Vecinos alertas con cubetas, mangueras y palas, utilizando lo que tuvieran a mano para apagar las llamas o prevenir su avance. Buenos samaritanos dispuestos a ofrecer atención a quienes lo han perdido todo. Dueños de casas que, a pesar de ver sus sueños envueltos en llamas, clamaban por sus animales, rescatándolos como si fueran hijos.
En medio de ese dolor, se destaca el valor de quienes visten casacas y cascos rojos y amarillos: héroes que, sin capas ni aplausos, están siempre listos ante el llamado de la necesidad. Los bomberos son esos soldados de primera línea que aportan con su técnica, recursos, manos y hombros para socorrer a quienes, aunque lo pierdan todo, jamás pierden la capacidad de agradecer, y con ello, la esperanza de renacer con el ejemplo de la solidaridad recibida.

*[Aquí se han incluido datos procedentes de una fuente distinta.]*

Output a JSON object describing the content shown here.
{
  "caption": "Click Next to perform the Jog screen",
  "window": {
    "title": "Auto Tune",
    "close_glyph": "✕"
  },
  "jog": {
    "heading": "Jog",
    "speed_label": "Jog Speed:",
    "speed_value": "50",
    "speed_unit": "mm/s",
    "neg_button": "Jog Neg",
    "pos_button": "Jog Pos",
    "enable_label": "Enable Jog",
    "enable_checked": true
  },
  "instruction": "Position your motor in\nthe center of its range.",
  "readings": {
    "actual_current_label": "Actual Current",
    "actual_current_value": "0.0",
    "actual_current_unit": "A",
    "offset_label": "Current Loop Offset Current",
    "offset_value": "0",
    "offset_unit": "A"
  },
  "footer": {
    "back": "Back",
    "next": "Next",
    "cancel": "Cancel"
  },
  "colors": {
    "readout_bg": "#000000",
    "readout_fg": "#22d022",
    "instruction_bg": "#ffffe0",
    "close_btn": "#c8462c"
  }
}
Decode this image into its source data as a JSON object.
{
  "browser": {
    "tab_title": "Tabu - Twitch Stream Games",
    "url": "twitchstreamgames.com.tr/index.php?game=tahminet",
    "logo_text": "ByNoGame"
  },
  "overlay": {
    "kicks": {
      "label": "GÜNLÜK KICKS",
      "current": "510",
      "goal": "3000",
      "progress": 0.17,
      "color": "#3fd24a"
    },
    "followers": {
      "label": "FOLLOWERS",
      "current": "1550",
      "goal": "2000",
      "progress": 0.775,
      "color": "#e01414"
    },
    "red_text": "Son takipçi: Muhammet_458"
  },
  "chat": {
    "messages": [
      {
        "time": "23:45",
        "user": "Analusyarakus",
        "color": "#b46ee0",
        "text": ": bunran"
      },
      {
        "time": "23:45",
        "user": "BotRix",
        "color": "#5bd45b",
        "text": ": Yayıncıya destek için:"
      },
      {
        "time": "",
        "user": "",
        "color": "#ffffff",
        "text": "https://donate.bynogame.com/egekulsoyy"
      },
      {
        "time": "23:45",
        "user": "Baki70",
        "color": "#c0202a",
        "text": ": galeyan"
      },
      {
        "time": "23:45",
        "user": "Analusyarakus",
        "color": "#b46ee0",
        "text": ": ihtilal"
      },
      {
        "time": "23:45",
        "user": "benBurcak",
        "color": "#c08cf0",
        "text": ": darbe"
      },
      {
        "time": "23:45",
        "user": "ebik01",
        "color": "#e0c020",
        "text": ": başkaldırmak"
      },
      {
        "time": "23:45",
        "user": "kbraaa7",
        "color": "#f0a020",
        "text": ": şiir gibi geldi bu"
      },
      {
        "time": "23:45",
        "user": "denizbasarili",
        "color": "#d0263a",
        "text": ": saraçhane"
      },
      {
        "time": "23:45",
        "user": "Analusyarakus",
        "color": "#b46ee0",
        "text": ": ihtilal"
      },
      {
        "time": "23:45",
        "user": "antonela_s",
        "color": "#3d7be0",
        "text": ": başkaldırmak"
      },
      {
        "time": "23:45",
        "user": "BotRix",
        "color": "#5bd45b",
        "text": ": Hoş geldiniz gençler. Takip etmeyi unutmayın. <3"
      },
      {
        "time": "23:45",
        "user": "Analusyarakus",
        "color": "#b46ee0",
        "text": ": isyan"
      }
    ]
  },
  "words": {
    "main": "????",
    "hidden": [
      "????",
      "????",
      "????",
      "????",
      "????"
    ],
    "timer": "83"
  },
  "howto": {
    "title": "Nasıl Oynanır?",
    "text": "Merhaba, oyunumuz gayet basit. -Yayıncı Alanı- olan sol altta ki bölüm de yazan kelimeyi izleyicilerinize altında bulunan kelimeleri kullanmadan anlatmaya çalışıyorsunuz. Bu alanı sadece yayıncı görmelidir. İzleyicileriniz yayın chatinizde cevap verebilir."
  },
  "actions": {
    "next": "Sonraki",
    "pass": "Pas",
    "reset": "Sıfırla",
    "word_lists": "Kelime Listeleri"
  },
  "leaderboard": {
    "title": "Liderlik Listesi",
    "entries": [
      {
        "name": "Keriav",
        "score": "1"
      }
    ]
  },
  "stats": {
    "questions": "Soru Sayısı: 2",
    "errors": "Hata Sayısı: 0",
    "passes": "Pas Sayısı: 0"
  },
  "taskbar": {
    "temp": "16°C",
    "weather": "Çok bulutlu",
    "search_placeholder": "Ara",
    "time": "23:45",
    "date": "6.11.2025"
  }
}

Las tragedias se miden en muertes, en pérdidas millonarias, en hashtags políticos. Sin embargo, deberían narrarse a partir de las, afortunadamente, abundantes demostraciones de valor y solidaridad de quienes, de manera desinteresada, actúan con rapidez y compromiso a pesar de las duras condiciones que el deber impone.
Estos son los ejemplos de civismo dignos de imitar. Son ellos quienes honran su vocación, sin importar fronteras imaginarias o colores que nos separan. Es el rojo de un corazón que late con fuerza ante la posibilidad de ofrecer alivio en medio del dolor, con valor y solidaridad.